LONDON (Reuters) - Gartmore’s UK Equity Income Fund is betting on blue-chip names that have so far lagged the explosive stock market rally and offer strong dividend yields.
Fund manager Dan Roberts said the recent market rally, led by cyclical stocks, had thrown up huge valuation anomalies allowing investors to take advantage of cheap blue chips.
“It’s a bit like getting designer goods at Primark prices,” said Roberts. “Some very good quality names with strong balance sheets have been left behind and have performed relatively poorly in the recent rally.”

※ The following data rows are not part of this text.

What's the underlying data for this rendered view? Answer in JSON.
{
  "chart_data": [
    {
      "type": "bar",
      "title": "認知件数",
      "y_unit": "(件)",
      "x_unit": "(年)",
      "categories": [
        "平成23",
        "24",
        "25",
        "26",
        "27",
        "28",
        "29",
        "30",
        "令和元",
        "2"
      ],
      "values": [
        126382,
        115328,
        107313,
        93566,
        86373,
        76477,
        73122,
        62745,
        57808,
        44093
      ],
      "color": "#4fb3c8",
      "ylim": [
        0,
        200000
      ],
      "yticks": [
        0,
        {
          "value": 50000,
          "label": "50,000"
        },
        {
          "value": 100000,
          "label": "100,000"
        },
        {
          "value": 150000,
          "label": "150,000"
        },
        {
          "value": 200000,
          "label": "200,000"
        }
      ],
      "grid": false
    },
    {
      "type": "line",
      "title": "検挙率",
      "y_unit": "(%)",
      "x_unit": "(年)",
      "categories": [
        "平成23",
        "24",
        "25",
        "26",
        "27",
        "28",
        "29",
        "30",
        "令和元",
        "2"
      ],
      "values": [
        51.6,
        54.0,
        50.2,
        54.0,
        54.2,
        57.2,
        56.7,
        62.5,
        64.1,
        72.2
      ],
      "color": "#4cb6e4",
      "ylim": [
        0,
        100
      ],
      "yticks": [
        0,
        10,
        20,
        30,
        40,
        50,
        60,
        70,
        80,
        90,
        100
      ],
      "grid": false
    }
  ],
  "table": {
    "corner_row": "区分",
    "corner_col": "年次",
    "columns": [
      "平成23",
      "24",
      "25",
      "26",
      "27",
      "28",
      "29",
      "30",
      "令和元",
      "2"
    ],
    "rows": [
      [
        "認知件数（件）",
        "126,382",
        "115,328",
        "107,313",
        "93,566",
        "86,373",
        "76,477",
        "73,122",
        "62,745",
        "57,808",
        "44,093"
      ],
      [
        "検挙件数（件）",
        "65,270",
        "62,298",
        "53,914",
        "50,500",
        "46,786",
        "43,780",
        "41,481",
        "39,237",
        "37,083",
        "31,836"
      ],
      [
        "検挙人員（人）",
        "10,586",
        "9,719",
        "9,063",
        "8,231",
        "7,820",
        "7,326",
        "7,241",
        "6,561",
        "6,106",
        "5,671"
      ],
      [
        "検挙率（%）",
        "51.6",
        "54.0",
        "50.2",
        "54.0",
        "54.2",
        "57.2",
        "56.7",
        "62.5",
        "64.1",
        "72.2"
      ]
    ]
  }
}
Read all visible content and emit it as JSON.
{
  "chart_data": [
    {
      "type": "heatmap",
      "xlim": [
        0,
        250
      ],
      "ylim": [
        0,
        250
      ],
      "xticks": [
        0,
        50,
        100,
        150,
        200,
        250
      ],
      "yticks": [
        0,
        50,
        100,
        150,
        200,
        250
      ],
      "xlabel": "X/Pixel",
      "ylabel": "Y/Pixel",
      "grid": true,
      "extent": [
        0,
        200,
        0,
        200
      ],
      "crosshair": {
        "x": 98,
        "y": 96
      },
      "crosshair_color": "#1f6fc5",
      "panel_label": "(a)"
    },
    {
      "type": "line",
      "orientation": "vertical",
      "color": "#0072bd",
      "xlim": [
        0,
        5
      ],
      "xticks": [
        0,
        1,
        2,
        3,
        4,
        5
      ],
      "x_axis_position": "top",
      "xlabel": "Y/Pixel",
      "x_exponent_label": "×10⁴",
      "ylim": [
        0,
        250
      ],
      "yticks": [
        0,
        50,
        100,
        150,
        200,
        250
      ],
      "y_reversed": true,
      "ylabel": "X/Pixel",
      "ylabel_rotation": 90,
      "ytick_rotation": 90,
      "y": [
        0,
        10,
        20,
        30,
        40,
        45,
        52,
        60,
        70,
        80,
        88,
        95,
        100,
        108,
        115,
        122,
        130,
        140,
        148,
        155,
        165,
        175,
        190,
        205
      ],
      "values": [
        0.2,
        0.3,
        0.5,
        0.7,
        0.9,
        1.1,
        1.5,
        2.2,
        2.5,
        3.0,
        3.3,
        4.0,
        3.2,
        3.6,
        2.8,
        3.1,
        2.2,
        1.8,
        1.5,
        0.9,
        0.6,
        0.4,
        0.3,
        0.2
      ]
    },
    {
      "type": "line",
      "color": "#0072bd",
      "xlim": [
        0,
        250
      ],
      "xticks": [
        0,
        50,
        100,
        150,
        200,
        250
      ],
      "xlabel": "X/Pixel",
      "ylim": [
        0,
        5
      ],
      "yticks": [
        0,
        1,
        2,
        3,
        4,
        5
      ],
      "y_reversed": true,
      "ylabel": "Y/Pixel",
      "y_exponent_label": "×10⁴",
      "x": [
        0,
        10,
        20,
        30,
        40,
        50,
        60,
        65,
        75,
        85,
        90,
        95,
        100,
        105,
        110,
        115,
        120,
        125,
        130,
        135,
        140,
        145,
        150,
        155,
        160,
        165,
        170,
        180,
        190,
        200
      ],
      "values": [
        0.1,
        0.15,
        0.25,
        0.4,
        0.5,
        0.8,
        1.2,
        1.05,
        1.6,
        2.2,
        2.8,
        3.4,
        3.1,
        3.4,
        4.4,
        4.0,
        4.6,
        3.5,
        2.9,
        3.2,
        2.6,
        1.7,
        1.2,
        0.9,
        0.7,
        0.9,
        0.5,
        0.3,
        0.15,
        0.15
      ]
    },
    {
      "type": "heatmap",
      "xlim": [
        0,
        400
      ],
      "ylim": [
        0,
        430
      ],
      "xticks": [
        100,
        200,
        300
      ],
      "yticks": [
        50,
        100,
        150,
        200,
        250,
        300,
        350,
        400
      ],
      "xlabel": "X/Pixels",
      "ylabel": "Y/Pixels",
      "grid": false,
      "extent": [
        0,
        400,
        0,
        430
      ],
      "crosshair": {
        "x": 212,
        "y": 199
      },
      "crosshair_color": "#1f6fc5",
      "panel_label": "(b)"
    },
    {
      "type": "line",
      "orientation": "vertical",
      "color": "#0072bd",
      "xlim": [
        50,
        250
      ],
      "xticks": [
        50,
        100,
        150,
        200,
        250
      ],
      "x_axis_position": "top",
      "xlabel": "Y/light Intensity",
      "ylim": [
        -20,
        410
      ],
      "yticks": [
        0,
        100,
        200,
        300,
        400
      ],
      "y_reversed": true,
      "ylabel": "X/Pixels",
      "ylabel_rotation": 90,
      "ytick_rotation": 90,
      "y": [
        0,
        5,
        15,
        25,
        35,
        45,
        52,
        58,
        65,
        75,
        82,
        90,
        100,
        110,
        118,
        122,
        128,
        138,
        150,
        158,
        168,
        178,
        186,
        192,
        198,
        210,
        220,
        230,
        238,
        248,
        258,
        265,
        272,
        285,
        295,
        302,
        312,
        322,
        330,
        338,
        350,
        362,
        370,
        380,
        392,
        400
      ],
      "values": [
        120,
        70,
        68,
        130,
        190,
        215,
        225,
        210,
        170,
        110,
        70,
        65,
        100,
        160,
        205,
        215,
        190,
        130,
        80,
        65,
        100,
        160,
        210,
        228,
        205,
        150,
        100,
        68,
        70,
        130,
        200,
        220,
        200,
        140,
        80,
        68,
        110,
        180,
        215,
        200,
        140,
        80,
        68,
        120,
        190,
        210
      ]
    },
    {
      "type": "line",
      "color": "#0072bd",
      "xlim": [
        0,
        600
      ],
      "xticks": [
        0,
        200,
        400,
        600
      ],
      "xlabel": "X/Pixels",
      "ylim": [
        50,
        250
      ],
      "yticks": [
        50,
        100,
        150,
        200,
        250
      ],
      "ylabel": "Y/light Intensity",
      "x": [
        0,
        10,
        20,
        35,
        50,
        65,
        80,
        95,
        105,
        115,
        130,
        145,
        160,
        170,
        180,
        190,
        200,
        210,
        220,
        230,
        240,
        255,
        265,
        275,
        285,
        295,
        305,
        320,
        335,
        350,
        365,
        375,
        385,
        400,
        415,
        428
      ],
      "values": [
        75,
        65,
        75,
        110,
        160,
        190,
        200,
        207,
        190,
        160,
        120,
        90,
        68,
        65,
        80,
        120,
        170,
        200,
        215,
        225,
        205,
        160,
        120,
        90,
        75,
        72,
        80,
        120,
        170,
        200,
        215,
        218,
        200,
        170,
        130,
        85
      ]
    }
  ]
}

Roberts said investors can construct a “very sensible” portfolio with some of these companies that yield 4.5 percent against a market yield of below 3.5 percent and a two-year gilt yield of below 1 percent.
Roberts started running the Gartmore UK Equity Income Fund in July after joining the firm from Aviva Investors earlier this year.
He picked out GlaxoSmithkline Plc (GSK.L) and Astra Zeneca Plc (AZN.L), which yield 5 percent, as top buys as well as industrials company Smiths Group Plc (SMIN.L) and utilities group Centrica Plc (CNA.L) which yield 4 and 5 percent respectively.
“These are not distressed companies — these are strong companies, so they weren’t sold aggressively into the downturn ... The flipside is they have lagged the market quite significantly as equities rallied aggressively,” he said.
Roberts highlighted the risk-return profile between high quality stocks which have underperformed the market and lower quality plays he said have led the near 40 percent rise in the FTSE 100 .FTSE since March 2009 lows.
“The risk-return trade off is very interesting. When everyone is chasing recovery stocks and buying cyclicals, it is a great opportunity to invest in some of these less sexy companies.
“Normally, I get my yield from lower-quality companies with the standard kind of risk-return trade off. But now, I can actually invest in a company like Diageo (DGE.L) and pick up a 4 percent yield while doing so.”